# Red Tegu



## Tom (Mar 28, 2010)

Guess who finally woke up from hibernation today. Ginger. First time up to bask for her. I told her about all the new roaches for her to eat that I've gotten since she went to sleep, but she didn't seem the least bit interested.


----------



## Meg90 (Mar 28, 2010)

Very nice! I WISH Cleo had hibernated! She's such a little terror with all her new spring energy! She'd be a smaller terror if she'd have gone down.


----------



## spikethebest (Mar 29, 2010)

nice pic! was she hiberating in your reptile room?


----------



## Tom (Mar 29, 2010)

spikethebest said:


> nice pic! was she hiberating in your reptile room?

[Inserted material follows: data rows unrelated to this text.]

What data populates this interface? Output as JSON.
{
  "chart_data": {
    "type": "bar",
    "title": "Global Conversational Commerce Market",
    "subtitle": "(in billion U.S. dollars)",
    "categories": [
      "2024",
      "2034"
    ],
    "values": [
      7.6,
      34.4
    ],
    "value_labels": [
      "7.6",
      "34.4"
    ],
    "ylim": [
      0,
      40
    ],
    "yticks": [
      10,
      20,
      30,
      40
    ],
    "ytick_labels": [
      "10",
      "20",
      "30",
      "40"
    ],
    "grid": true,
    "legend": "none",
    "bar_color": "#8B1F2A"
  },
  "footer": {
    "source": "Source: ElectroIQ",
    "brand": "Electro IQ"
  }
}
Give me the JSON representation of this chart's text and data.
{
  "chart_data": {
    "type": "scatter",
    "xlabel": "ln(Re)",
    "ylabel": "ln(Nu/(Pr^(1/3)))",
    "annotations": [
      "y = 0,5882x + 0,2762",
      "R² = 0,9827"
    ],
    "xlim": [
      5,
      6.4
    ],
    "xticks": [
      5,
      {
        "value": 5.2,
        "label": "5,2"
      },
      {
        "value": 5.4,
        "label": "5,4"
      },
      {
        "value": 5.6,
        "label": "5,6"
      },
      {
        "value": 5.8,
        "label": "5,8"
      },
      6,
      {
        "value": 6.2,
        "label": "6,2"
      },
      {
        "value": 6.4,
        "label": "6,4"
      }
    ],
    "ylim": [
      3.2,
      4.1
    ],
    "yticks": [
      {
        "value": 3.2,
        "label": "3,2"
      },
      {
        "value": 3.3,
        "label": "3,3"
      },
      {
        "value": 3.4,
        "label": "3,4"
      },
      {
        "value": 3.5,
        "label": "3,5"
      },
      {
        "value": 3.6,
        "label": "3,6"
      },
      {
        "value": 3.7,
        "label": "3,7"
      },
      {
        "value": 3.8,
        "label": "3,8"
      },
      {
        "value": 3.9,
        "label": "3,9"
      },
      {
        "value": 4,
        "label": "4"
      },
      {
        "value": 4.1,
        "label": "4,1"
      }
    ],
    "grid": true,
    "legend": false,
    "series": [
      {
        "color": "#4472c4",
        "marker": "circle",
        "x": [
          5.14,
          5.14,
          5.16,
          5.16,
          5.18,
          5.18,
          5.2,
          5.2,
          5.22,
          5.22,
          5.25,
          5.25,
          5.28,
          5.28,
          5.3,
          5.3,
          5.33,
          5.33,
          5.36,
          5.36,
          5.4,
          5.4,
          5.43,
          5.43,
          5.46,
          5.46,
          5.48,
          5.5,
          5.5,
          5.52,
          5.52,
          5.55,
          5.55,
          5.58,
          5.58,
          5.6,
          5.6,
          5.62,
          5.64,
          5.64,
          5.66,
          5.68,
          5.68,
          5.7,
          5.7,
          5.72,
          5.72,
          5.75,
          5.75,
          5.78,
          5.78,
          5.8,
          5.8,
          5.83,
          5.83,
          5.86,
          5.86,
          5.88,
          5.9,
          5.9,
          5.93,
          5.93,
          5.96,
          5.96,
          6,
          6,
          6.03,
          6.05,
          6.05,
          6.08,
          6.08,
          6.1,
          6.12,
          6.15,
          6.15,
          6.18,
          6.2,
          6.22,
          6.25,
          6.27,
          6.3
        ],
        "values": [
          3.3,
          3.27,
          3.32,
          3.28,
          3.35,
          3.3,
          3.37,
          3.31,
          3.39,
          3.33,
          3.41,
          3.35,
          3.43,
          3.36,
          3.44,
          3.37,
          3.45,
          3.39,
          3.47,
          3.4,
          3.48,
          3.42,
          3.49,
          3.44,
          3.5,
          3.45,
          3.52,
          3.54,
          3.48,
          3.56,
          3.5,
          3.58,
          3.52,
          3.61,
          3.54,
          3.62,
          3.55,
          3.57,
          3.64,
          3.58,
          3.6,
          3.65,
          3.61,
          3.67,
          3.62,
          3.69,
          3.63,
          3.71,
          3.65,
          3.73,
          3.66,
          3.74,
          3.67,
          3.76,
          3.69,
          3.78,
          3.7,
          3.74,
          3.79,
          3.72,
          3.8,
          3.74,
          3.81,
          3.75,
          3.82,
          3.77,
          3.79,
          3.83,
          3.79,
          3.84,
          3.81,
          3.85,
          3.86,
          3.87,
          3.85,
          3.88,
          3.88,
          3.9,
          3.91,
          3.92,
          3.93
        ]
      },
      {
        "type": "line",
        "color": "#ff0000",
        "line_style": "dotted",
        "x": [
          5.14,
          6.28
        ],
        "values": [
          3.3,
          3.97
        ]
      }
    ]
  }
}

At 80 degrees?! No silly, in my garage.


----------



## ReptileBuddies (Mar 29, 2010)

She is absolutely gorgeous


----------



## ChiKat (Mar 29, 2010)

What a cool looking girl


----------



## dreadyA (Mar 29, 2010)

Tom said:


> spikethebest said:
> 
> 
> > nice pic! was she hiberating in your reptile room?
> ...


haha. She's quite a looker.


----------



## Tom (Mar 29, 2010)

I have to be honest. I won't know if she is a she for a while longer. My little girl just wanted to name her Ginger, so we did. They grow really fast. I'll post pics with a size reference over the summer.


----------



## Cameron (Apr 6, 2010)

nice man! i tried and tried to get my B&W to hibernate, but he wouldn't. now he's huge.


----------



## Tom (Apr 6, 2010)

Red Earth Exotics said:


> nice man! i tried and tried to get my B&W to hibernate, but he wouldn't. now he's huge.



Mine did that one year. I just left them cold and covered their enclosure anyway. They eventually dug in and went to sleep after about 4 weeks with temps in the low 50's.


----------